Krenak, no contexto atual, nos evidencia como a ideia de uma
narrativa globalizante e de uma Humanidade homogênea, enraizada numa sociabilidade
mercantilizada, cinde a Natureza da Humanidade, tratando-as como esferas distintas -
Terra e Humanidade - como coisas separadas. Uma visão de mundo que abandona a
experiência de vida, pois a Terra é saturada de sentidos e é um local para a coexistência
de diferentes cosmovisões.
Permeia a História de nosso país a resistência que os povos indígenas
apresentam a esse tipo de racionalidade, como uma forma de confrontar os padrões de
comportamento de uma sociedade consumista, bem como as visões de desenvolvimento
sustentável das grandes corporações dos organismos internacionais que, a partir da
intensa demanda por bens de consumo, ameaçam os recursos naturais. Essa robustez e
veemência também reclama, junto ao Poder Público, o cumprimento da
responsabilidade constitucional do Estado Brasileiro em relação a essas demandas,
assim como o reconhecimento de seus direitos como povos originários. Uma luta pela
manutenção, perenidade e sobrevivência de sua Cultura. Reconhecimento de suas
narrativas e respeito, especialmente na forma de se relacionar com a Natureza e em sua
visão de mundo.
O autor ainda nos apresenta um lugar onde são possíveis as visões
diversas de Humanidade e de mundo. Nas palavras de Krenak “Um outro lugar que a
gente pode habitar além dessa terra dura: o lugar do sonho. Não o sonho comumente
referenciado de quando se está cochilando, mas que é uma experiência transcendente
na qual o casulo humano implode, se abrindo para outras visões da vida não limitada”.

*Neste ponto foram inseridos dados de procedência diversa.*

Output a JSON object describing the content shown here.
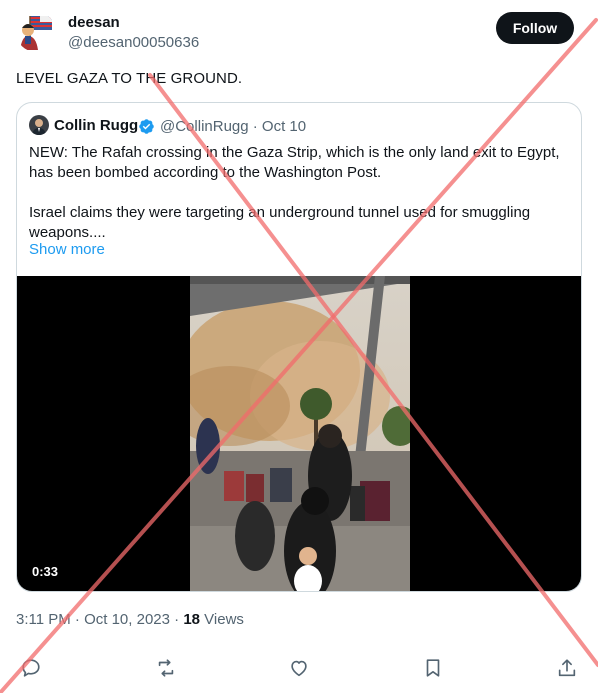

Não é desarrazoado afirmar ser possível, com as palavras de Ailton
Krenak, reinventar dicionários e redirecionar a narrativa da nossa trágica história. Os
argumentos presentes em seu livro são curtos e certeiros. Quando refere que “Todos nós
sabemos que a cada ano ou a cada semestre uma dessas línguas maternas, um desses
idiomas originais de pequenos grupos que estão na periferia da humanidade, é
deletada”, o escritor não está falando apenas em salvar as populações originárias de
todo mundo, tão ameaçadas quanto as montanhas (suas avós), florestas (suas mães),
faunas (seus irmãos), rios (seus avôs) e a qualidade do ar que as cerca. Ele se refere a
todos nós, envoltos por essa magia chamada Terra.
Não obstante a acidez com a qual dita seu discurso - tão doloroso
quanto necessário nos dias de hoje -, o escritor o constrói de forma didática, sob frases
de efeito em modo alerta, a fim de que possamos, juntos em nossas diferenças, cumprir
o dever de prorrogar, quem sabe, a queda do céu. “O tipo de humanidade zumbi que
estamos sendo convocados a integrar não tolera tanto prazer, tanta fruição de vida.
Então, pregam o fim do mundo como uma possibilidade de fazer a gente desistir dos
nossos próprios sonhos. E a minha provocação sobre adiar o fim do mundo é
exatamente sempre poder contar mais uma história. Se pudermos fazer isso, estaremos
adiando o fim”, acentua Ailton, em alusão a obra monumental de Davi Kopenawa,
liderança Yanomami. Seu livro A queda do céu, feito em parceria com o antropólogo
francês Bruce Albert, alerta sobre a destruição que anuncia o achatamento do céu, bem
como nos leva a um mergulho na cosmovisão de seu povo, guardião da floresta. E, nada
somos, sem céu.
Por fim, importa acentuar que a mensagem do autor é relevante para o
amplo espectro de movimentos sociais que abordam, de maneira crítica, o modo de
produção vigente, principalmente àqueles ligados à temática indígena e ambiental. O
texto também pode contribuir com as discussões acadêmicas em vários campos da
Ciência, especialmente no âmbito da Economia Política, Sustentabilidade,
Antropologia, dentre outros. O clamor de Ailton Krenak se junta ao de tantas outras
lideranças indígenas, bem como ao de ambientalistas, militantes, cientistas e pessoas
comuns, que lutam para que o dito “fim do mundo” se limite apenas ao campo da
retórica e não seja vivenciado na prática.